After shutting down the engines I still have lots more switches to turn off, paperwork to do, and some tidying to do in the cockpit. I see the engineer and the PRM looking at the left engine nacelle. But it's the right one that has the leak. I open the window and they say the same thing, "I thought you said it was the right one that was leaking."
"It is," I tell them. "I left with it clean, so what you see is just from the one flight. Also the left tach is dead.
"The left one? I though it was the right one that had the problem."
"It was. But the right one is still going strong."
Apparently the left engine was feeling left out with all that concern about the right one, and wants some attention, too. I have a moment of irrational worry that a broken left tach cable somehow left a trail of havoc inside the engine, but I know it's inside a channel, separated from everything else. And apparently from itself now.
While I gather my belongings inside the airplane, they hook the airplane up to a 1950s vintage Ford tractor and haul it into the hangar. The engineer and a couple of apprentices swarm over it and start pulling it apart. The right oil leak was exactly what they had field diagnosed it to be, something to do with an O-ring, but clearly not as disastrous as what happened to Challenger. I'm glad I don't fly this thing in outer space. I don't remember if they told me what the new leak was, but I had three different people come up and ask me, "Did you have propeller control during the flight?"
Now that's a pretty bizarre question, along the lines of "were you able to shift gears during your trip?" to the driver of a car.
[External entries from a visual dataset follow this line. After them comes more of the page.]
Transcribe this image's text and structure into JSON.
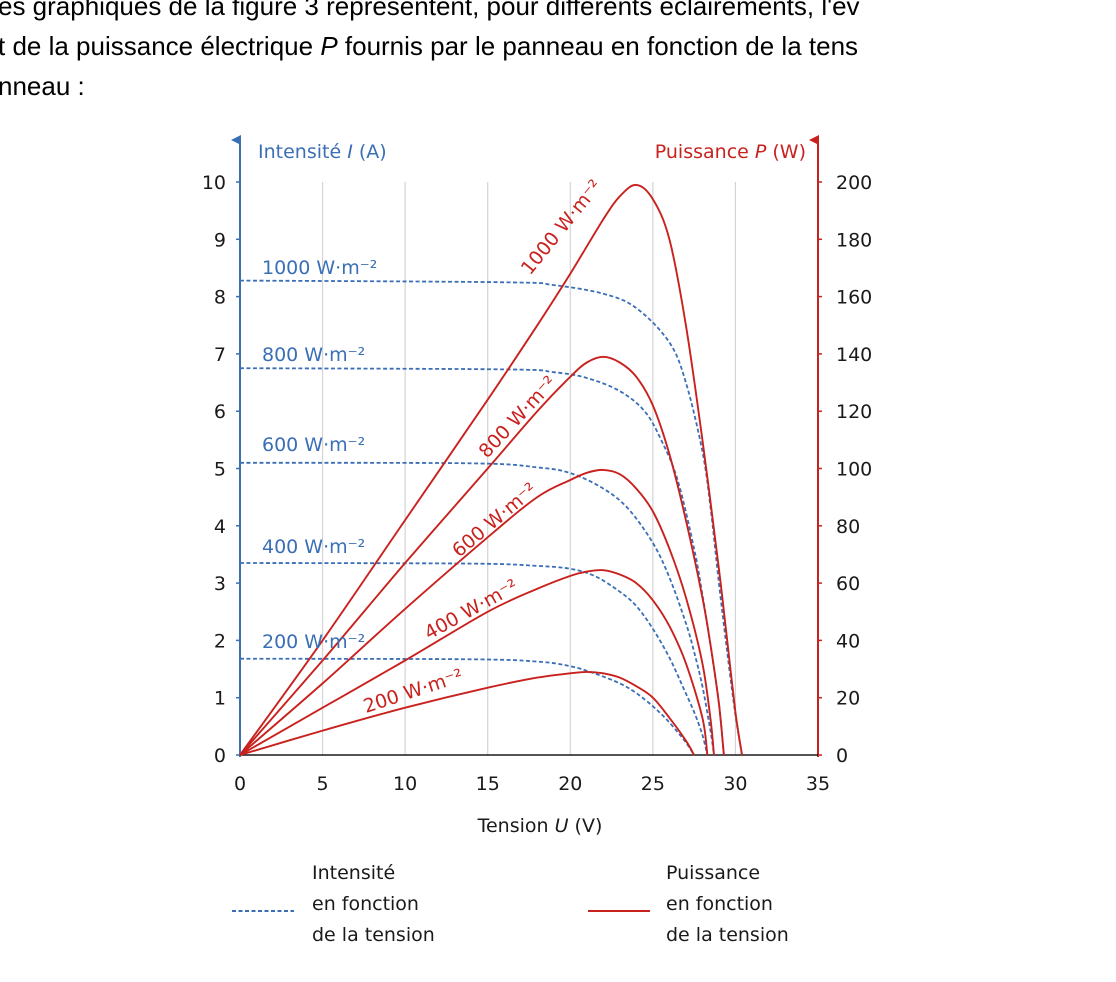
{
  "intro": {
    "line1": "es graphiques de la figure 3 représentent, pour différents éclairements, l'év",
    "line2_before": "t de la puissance électrique ",
    "line2_var": "P",
    "line2_after": " fournis par le panneau en fonction de la tens",
    "line3": "nneau :"
  },
  "colors": {
    "current": "#3a6fb5",
    "power": "#c9211e",
    "axis": "#1a1a1a",
    "grid": "#d4d4d4"
  },
  "chart_data": {
    "type": "line",
    "xlabel": {
      "text": "Tension ",
      "var": "U",
      "unit": " (V)"
    },
    "ylabel_left": {
      "text": "Intensité ",
      "var": "I",
      "unit": " (A)"
    },
    "ylabel_right": {
      "text": "Puissance ",
      "var": "P",
      "unit": " (W)"
    },
    "xlim": [
      0,
      35
    ],
    "ylim_left": [
      0,
      10
    ],
    "ylim_right": [
      0,
      200
    ],
    "x_ticks": [
      0,
      5,
      10,
      15,
      20,
      25,
      30,
      35
    ],
    "y_left_ticks": [
      0,
      1,
      2,
      3,
      4,
      5,
      6,
      7,
      8,
      9,
      10
    ],
    "y_right_ticks": [
      0,
      20,
      40,
      60,
      80,
      100,
      120,
      140,
      160,
      180,
      200
    ],
    "grid": "vertical",
    "current_series": [
      {
        "name": "1000 W·m⁻²",
        "x": [
          0,
          16,
          19,
          22,
          24,
          26,
          27,
          28,
          28.5,
          29,
          29.5,
          30,
          30.4
        ],
        "y": [
          8.28,
          8.25,
          8.2,
          8.05,
          7.8,
          7.2,
          6.5,
          5.3,
          4.3,
          3.0,
          1.8,
          0.7,
          0
        ]
      },
      {
        "name": "800 W·m⁻²",
        "x": [
          0,
          16,
          19,
          21,
          23,
          24.5,
          25.5,
          26.5,
          27.5,
          28,
          28.5,
          29,
          29.3
        ],
        "y": [
          6.75,
          6.73,
          6.68,
          6.58,
          6.35,
          6.0,
          5.5,
          4.8,
          3.6,
          2.8,
          1.9,
          0.9,
          0
        ]
      },
      {
        "name": "600 W·m⁻²",
        "x": [
          0,
          14,
          18,
          20,
          22,
          23.5,
          25,
          26,
          27,
          27.5,
          28,
          28.5,
          28.7
        ],
        "y": [
          5.1,
          5.09,
          5.02,
          4.92,
          4.65,
          4.3,
          3.7,
          3.1,
          2.3,
          1.8,
          1.2,
          0.4,
          0
        ]
      },
      {
        "name": "400 W·m⁻²",
        "x": [
          0,
          14,
          18,
          20,
          21.5,
          23,
          24,
          25,
          26,
          26.8,
          27.5,
          28,
          28.3
        ],
        "y": [
          3.35,
          3.34,
          3.3,
          3.25,
          3.12,
          2.85,
          2.6,
          2.2,
          1.7,
          1.2,
          0.75,
          0.35,
          0
        ]
      },
      {
        "name": "200 W·m⁻²",
        "x": [
          0,
          14,
          18,
          20,
          21.5,
          23,
          24,
          25,
          25.8,
          26.5,
          27,
          27.5
        ],
        "y": [
          1.68,
          1.67,
          1.63,
          1.55,
          1.42,
          1.25,
          1.08,
          0.85,
          0.63,
          0.4,
          0.22,
          0
        ]
      }
    ],
    "power_series": [
      {
        "name": "1000 W·m⁻²",
        "x": [
          0,
          5,
          10,
          15,
          18,
          20,
          22,
          23,
          24,
          25,
          26,
          27,
          28,
          29,
          29.5,
          30,
          30.4
        ],
        "y": [
          0,
          40,
          82,
          124,
          150,
          168,
          187,
          195,
          199,
          194,
          180,
          150,
          110,
          65,
          40,
          15,
          0
        ]
      },
      {
        "name": "800 W·m⁻²",
        "x": [
          0,
          5,
          10,
          15,
          18,
          20,
          21,
          22,
          23,
          24,
          25,
          26,
          27,
          28,
          28.5,
          29,
          29.3
        ],
        "y": [
          0,
          33,
          67,
          100,
          120,
          132,
          137,
          139,
          137,
          132,
          122,
          105,
          82,
          55,
          38,
          18,
          0
        ]
      },
      {
        "name": "600 W·m⁻²",
        "x": [
          0,
          5,
          10,
          15,
          18,
          20,
          21,
          22,
          23,
          24,
          25,
          26,
          27,
          28,
          28.5,
          28.7
        ],
        "y": [
          0,
          25,
          51,
          76,
          90,
          96,
          98.5,
          99.5,
          98,
          93,
          85,
          72,
          55,
          32,
          12,
          0
        ]
      },
      {
        "name": "400 W·m⁻²",
        "x": [
          0,
          5,
          10,
          15,
          18,
          20,
          21,
          22,
          23,
          24,
          25,
          26,
          27,
          28,
          28.3
        ],
        "y": [
          0,
          16.5,
          33,
          50,
          58,
          62.5,
          64,
          64.5,
          63,
          60,
          54,
          45,
          32,
          13,
          0
        ]
      },
      {
        "name": "200 W·m⁻²",
        "x": [
          0,
          5,
          10,
          15,
          18,
          20,
          21,
          22,
          23,
          24,
          25,
          26,
          27,
          27.5
        ],
        "y": [
          0,
          8.5,
          16.5,
          23.5,
          27,
          28.5,
          29,
          28.5,
          27,
          24,
          20,
          13,
          5,
          0
        ]
      }
    ],
    "legend": {
      "current": [
        "Intensité",
        "en fonction",
        "de la tension"
      ],
      "power": [
        "Puissance",
        "en fonction",
        "de la tension"
      ]
    }
  }
}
I told each one yes, and assured them that, had I lost control of propeller RPM at any point during the flight, it would have been one of the first things I reported after landing. It turns out that during their routine check of all engine controls from the cockpit, the right propeller lever does not control the propeller. They later showed me a broken end of the cable. I told them about the momentary difficulty I had in the run-up, but that the RPM came back normally for cruise. It's possible that the cable broke at that power adjustment, because when I sync props it is my habit to move only the left one until the beats match. The propellers both went full fine for landing, but apparently the broken cable ends would have pushed together and worked the mechanism. More likely the cable broke at the moment they tested it in the hangar. Sometimes things break at the right time.
I give them my big list of everything this airplane has complained about lately, and drag my luggage out of the shop into the lobby, where there turns out to be doughnuts. Life is now good.
I hope you don't ever stop writing about these things--the maintenance puzzles, the gas issues, the customers that need equipment with this much power and just that temperature. Yours is, after all, a career of making a machine do things. The machine's quirks and your reaction to them are part of what makes your life in the air (and hanger) interesting.
Always nice when it works out like that...I hope it continues that way for you.
I've had pretty good luck this year. I had a magneto drop problem clear itself magically after a good hot run-up in YXY, only to re-appear once we got back to base a few days later. Similarly the upper bearing block went on the nose gear when I started braking on arrival at home after a week on the road. The gear issue would have really sucked to deal with on the road. Last time it happened I had to do over a dozen gear swings with the emergency handle. My arm ached for a week...
Now that I've committed that to writing I'm going to get stranded somewhere lol.
The propeller pitch cable broke on the family Aztec just before a planned flight to Mexico. Much better than having it occur during the trip, for sure.
And it happened within quick driving distance of the Piper factory, so getting the proper part for repair was no problem.
"... they hook the airplane up to a 1950s vintage Ford tractor and haul it into the hangar." Beautiful! Sounds just like fixing (or even developing!) a new, high-tech piece of electronics with ancient lab equipment.